Markets Just Took A Downturn! Should I Be Worried?

30/11/2015.  Emotion and psychology play a critical role in the strategy of private investors. Unfortunately, this is almost always a bad thing. When prices go through the roof, so many of us feel euphoric and want to invest more at exactly the wrong time. When prices collapse, we feel miserable (and for some that ‘pit in the stomach’ is a physical reaction) and may feel like walking away from the market, never to return.

Figure: Investor Emotion


Given that each of us implicitly understands the single most important rule of investing - Buy Low, Sell High - how can it be that the vast majority of the investing public behave in such an irrational way? And, what can we do about it, as individual investors?

Lessons From Behavioural Finance

Behavioural Finance is the field of study that overlaps psychology with conventional financial theory, to help provide explanations for why investors behave illogically so much of the time. Over recent years behavioural finance has given us some useful insights about how emotions can make us self-destructive investors.

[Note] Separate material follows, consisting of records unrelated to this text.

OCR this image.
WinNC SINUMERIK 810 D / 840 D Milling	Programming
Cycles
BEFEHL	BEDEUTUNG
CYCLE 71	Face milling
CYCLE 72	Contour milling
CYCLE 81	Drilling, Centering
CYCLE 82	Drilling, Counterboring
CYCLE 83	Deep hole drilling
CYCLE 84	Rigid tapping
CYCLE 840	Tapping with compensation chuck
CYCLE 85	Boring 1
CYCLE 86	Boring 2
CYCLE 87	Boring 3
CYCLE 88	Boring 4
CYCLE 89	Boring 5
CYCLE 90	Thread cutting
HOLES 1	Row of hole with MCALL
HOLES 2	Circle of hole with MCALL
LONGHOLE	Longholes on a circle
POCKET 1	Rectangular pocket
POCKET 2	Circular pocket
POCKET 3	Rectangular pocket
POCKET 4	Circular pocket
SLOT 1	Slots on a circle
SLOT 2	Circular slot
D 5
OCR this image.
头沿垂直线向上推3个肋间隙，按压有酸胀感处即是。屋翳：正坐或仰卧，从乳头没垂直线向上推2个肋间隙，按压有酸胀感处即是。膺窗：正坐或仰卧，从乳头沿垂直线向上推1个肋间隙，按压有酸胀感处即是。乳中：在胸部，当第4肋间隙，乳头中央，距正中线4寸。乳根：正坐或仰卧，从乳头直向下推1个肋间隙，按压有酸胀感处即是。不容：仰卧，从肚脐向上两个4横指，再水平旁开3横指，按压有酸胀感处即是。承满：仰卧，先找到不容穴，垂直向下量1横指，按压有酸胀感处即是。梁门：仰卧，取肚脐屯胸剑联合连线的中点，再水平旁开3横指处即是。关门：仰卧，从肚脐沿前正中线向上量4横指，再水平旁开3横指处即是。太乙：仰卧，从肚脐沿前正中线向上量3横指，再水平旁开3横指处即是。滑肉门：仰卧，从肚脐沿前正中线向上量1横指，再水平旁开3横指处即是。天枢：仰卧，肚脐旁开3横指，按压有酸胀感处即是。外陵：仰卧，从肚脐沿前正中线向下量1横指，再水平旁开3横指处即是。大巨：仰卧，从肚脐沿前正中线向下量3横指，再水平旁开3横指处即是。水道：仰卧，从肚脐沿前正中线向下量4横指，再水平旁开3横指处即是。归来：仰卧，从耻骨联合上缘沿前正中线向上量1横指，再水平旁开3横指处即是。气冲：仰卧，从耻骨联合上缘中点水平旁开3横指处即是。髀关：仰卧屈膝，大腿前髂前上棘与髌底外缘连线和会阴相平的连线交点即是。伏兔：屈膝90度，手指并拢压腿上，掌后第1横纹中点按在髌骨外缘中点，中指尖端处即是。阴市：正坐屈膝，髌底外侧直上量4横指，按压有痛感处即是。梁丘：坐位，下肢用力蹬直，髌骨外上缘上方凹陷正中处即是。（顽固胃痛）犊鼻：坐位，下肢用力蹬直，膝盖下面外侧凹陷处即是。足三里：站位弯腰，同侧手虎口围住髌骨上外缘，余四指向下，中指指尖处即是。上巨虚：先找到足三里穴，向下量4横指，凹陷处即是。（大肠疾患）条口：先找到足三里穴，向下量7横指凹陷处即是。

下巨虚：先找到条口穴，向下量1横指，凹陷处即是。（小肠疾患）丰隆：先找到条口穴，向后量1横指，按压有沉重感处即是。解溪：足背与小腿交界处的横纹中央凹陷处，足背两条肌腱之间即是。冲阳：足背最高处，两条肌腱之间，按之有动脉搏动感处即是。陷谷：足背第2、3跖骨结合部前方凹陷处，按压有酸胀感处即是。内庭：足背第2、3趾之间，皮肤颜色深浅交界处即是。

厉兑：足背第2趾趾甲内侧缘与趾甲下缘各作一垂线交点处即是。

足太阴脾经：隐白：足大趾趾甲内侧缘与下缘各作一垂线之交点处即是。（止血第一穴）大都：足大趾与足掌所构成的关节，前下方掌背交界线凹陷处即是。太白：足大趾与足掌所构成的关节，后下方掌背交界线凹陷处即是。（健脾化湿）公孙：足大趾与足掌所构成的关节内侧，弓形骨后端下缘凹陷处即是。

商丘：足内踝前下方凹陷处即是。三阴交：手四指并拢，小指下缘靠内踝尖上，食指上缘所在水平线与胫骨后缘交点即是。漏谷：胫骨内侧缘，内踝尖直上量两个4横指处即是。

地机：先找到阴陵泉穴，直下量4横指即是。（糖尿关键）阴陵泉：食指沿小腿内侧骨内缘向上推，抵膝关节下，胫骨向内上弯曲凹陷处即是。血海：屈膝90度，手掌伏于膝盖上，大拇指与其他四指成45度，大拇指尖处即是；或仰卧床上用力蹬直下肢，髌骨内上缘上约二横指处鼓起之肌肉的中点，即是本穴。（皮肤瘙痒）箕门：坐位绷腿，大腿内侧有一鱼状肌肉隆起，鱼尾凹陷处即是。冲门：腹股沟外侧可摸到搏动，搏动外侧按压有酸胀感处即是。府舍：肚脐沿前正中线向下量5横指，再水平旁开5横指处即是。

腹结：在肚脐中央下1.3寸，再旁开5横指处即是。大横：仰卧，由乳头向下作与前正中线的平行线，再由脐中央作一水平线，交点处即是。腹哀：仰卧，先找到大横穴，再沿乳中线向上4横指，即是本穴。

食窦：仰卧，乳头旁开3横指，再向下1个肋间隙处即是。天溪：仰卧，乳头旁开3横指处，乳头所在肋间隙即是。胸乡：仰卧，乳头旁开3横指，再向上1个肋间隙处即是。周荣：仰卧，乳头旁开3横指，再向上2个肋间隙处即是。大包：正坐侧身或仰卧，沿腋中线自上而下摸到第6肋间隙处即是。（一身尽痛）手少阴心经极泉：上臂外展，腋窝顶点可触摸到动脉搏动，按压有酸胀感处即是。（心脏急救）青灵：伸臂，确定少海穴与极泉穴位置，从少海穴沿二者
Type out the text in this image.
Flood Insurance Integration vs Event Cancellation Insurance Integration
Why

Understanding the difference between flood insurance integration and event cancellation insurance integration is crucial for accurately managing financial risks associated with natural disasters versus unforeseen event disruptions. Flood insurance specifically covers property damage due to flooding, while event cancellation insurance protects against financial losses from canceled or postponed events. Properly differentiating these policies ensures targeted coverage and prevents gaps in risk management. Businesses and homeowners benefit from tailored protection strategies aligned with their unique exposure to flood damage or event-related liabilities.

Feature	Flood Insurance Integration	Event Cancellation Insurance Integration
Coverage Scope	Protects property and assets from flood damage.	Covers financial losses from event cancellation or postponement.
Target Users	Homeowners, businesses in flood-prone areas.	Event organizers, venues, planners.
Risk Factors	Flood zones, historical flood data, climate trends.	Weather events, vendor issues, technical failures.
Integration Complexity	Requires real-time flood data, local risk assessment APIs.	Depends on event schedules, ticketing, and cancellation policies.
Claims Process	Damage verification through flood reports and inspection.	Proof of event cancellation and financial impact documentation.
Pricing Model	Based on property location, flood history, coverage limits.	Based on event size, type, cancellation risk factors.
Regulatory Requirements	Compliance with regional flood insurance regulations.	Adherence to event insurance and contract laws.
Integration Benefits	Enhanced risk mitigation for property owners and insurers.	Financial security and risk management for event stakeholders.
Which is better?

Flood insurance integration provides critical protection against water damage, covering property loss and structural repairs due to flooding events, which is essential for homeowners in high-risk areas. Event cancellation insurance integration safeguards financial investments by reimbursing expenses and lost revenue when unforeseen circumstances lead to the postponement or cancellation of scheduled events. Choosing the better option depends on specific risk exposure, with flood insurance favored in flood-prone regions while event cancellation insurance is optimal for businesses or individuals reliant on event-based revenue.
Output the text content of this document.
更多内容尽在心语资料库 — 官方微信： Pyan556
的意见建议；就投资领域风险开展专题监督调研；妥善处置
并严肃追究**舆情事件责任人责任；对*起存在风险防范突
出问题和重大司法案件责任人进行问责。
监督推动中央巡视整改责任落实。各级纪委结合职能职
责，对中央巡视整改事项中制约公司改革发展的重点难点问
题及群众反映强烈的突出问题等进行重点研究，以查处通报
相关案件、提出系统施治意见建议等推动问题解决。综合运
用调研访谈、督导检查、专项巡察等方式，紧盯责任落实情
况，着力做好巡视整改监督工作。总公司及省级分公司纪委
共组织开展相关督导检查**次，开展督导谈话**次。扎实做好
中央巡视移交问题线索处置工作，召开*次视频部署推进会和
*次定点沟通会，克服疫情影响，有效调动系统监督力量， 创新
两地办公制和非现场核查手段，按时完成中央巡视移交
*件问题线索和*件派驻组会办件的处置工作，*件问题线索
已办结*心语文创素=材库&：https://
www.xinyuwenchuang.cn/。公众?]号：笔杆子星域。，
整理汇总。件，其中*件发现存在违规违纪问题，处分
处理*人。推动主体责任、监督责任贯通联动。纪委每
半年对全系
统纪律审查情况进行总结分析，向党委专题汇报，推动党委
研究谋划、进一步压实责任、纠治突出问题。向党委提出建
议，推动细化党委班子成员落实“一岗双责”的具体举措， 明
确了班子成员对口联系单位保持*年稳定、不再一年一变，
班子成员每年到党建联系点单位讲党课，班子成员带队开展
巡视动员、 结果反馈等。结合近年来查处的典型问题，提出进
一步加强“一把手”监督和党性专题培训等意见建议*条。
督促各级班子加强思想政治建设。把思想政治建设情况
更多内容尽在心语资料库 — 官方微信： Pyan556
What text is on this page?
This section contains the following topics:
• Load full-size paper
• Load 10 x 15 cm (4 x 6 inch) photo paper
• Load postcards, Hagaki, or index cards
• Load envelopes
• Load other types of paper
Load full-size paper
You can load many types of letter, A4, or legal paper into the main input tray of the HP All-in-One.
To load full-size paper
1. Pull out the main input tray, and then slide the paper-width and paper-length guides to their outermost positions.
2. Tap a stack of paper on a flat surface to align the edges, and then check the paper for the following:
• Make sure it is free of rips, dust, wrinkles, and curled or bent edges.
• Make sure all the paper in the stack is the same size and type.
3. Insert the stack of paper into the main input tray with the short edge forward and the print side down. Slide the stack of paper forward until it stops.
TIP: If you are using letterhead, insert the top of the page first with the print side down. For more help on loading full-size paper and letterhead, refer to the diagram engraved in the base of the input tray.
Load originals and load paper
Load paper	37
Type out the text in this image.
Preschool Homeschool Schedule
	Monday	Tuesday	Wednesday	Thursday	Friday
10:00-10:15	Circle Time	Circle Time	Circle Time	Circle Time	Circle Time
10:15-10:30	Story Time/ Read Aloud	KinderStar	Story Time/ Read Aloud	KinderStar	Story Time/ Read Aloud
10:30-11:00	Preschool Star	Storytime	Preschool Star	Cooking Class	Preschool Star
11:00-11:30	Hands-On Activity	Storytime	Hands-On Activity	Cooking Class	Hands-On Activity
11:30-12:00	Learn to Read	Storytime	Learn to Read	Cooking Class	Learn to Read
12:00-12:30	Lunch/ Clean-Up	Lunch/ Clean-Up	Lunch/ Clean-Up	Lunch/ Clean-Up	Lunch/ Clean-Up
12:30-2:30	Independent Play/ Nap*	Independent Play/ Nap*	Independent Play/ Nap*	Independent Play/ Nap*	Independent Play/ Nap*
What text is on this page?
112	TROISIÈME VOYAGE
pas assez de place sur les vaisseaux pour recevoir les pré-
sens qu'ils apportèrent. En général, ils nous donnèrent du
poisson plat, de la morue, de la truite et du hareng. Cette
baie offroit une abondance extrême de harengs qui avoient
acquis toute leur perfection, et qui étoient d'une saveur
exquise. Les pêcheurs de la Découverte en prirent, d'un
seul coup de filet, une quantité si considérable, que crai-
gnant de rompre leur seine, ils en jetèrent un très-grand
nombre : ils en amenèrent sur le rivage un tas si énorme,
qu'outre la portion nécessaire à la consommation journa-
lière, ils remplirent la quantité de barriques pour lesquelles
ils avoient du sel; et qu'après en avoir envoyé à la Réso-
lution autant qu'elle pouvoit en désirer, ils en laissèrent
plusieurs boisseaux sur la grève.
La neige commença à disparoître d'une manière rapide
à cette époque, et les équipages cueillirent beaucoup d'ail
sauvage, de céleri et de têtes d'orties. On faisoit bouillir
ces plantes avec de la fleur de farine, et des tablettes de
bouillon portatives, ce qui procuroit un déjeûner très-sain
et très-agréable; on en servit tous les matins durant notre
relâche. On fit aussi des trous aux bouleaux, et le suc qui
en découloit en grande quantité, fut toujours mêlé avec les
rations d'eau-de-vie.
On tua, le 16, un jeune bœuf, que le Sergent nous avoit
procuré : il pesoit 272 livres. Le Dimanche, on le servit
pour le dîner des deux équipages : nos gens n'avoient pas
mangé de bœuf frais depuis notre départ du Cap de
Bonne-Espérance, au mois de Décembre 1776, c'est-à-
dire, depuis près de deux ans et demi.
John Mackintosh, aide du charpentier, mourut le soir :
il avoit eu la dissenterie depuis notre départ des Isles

There is a very extensive range of behavioural traits that most people exhibit instinctively, and many of us find these difficult to control even though we are aware of the massive roadblock they place in our path to wealth creation. One of the most profound traits is the inability to remain detached from the market’s manic fluctuations, even though our time horizon may be years into the future.

Zoom-In Versus Zoom-Out

Imagine you are starting out on a long car journey, say from London to Glasgow which is a distance of about 650 km. After a short drive (whilst you are still in central London) you hit a traffic jam. Perhaps it’s just sheer volume of road users, perhaps there’s road-works ahead, or maybe an accident. What is your reaction? Do you become stressed and anxious about the delay or detour, or do you sigh resignedly and try to find a radio station with better music?

If you are the kind of person who ‘zooms-in’ closely to the here-and-now, then maybe you’ll get stressed by the cost of a few minutes. But for most of us (and we’ve all been in similar situations) by mentally ‘zooming-out’ to the big picture of the whole journey, we know there is no value in getting upset about a delay that is trivial in the context of the day’s drive ahead.

Moreover, if we are on a journey of 8 or 10 hours, we might casually monitor progress every 30 minutes or so. We certainly wouldn’t be checking the odometer every two minutes.

Be A Zoom-Out Investor

We need to zoom-out to see current events in the context of our long term objective. And additionally, we need to make our attention span appropriate to the time horizon of our plan.  There's really no need to check your retirement plan more than once a quarter, at most.

Stockmarkets typically behave in cycles, and underneath of the daily ups and downs, in the long run markets rise.  Notwithstanding, every few years something ‘bad’ happens.

Remember the famous ‘Black Monday’ crash in 1987?

Here’s a zoomed-in chart of the Dow Jones Industrial Average around that time..


It looks scary, and it was. I was in my twenties and had already started buying shares. It hurt, and for almost two years afterwards I didn’t even pick up the phone to my broker (no WWW in those days!).
With hindsight, I should have sold my car to buy shares.

Now let’s zoom-out. How easily can Black Monday be discerned?


Here’s another question. Looking at the chart above, for any ten to fifteen year timescale pretend that a magic genie will grant your wish to invest on any specific previous day you choose.

When would you choose to invest - at the peaks or in the crashes?

Why You Should Pray For A Market Crash

As William Bernstein says in his book “The Four Pillars Of Investing”:

A young person saving for retirement should get down on his knees and pray for a market crash, so that he can purchase his nest egg at fire sale prices.

If you are long term saver and investor, which scenario should your prefer: stocks rising dramatically and then staying at high prices whilst you are saving, or falling dramatically and staying at low prices whilst you are saving?

The correct answer is the latter; we want prices to be low during the early stages while we are accumulating shares, so that we can buy more. In the years ahead when looking at valuations, future share price rises will be much more beneficial because we’ll be holding a bigger quantity of shares.

(Warren Buffett, in his 1997 letter to Berkshire Hathaway shareholders, also phrased the same question in an entertaining way)

Bernstein lays it out clearly for us:

Dollar Cost Averaging Really Does Make A Difference

It’s all very well ‘knowing’ that a share price dip is logically a good thing, but that still may not quell the urge to simply bail out of investing and go fishing, rather than live with the sickening pit-of-stomach feeling of making a financial loss (on paper), with the potential for more to come.

This is where Dollar Cost Averaging (DCA) helps the investor in the emotional sense as well as in the mathematical sense. By regularly drip-feeding money into the markets, regardless of price movements, we reduce market-timing risk and guarantee that our net purchase price will be below the long term average.

Equally importantly, an investor with a proper understanding of Dollar Cost Averaging will be calm as prices fall – he (or she) has all fingers crossed hoping that prices will remain depressed for a long time, giving a chance to accumulate shares at a discount. He knows this will amplify his profits when ultimately the market displays mean reversion and recovers upwards.